Fransız işgali altında bulunan Mersin’deki ilk Kuvayı Milliye müfrezesinin kurulduğu Arslanköy’ün aynı zamanda işgalden kurtulan ilk yer olduğunu da kaydeden Tek, şöyle devam etti:

“Arslanköy sadece Milli Mücadele’deki duruşuyla değil, aynı zamanda Türkiye’nin demokrasi tarihinde eşik değere sahip olan 1946 seçimlerindeki duruşuyla da bir roman konusu olmayı fazlasıyla hak etmektedir. Türk demokrasisine ‘Sandık namusumuzdur’ sözünü armağan eden Arslanköy’deki Atatürk Çınarı, muhtemelen Gazi’nin adına dikilmiş ilk ve tek çınardır. Toroslar’ın zirvesindeki 1453 rakımlı Arslanköy, Milli Mücadeleye sahne olması dolayısıyla her karış toprağı gazi olan ülkemizde unutulmaya yüz tutmuş daha nice destanlar yazıldığını göstermesi bakımından önemlidir.”

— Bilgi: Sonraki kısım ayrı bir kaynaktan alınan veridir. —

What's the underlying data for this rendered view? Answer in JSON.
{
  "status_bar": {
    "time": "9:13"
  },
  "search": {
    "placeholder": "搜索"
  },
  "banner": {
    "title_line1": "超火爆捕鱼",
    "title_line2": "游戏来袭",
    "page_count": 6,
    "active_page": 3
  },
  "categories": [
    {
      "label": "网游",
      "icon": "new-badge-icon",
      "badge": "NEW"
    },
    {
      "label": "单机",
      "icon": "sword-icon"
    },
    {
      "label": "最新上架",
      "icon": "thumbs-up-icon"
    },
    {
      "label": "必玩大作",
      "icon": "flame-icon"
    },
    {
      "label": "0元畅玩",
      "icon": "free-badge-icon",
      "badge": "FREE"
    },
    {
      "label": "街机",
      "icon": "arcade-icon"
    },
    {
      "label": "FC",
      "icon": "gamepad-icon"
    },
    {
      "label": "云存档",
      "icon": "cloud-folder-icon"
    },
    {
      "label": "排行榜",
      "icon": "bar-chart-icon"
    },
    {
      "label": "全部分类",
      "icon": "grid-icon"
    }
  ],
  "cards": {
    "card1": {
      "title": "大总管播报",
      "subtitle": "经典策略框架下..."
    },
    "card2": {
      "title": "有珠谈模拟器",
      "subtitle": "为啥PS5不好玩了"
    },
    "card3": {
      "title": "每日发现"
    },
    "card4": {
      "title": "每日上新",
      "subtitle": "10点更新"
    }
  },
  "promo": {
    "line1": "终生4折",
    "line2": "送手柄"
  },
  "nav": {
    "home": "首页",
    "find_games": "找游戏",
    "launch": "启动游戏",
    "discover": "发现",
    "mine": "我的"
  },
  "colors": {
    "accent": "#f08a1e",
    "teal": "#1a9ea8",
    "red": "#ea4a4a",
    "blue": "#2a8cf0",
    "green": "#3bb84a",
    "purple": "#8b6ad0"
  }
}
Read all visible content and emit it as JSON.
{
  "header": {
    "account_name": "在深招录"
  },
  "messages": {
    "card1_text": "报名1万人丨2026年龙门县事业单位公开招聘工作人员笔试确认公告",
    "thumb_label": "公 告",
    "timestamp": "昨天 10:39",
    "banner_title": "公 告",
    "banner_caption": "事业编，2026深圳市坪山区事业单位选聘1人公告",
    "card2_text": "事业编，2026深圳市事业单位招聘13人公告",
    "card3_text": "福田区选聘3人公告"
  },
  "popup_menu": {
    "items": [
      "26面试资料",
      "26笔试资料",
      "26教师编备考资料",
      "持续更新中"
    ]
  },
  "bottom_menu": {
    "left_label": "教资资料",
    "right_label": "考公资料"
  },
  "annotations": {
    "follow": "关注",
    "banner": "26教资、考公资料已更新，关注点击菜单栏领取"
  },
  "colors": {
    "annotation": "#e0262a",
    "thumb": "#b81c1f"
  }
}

Tek, konuşmasını Atatürk’ün şu sözleriyle noktaladı:

“Arkadaşlar, gidip Toros dağlarına bakınız. Eğer orada bir tek Yörük çadırı görürseniz ve o çadırda bir duman tütüyorsa, şunu çok iyi biliniz ki, bu dünyada hiçbir güç ve kuvvet asla bizi yenemez.”

Program, katılımcıların sorularına verilen cevaplar ve ikramlarla sona erdi.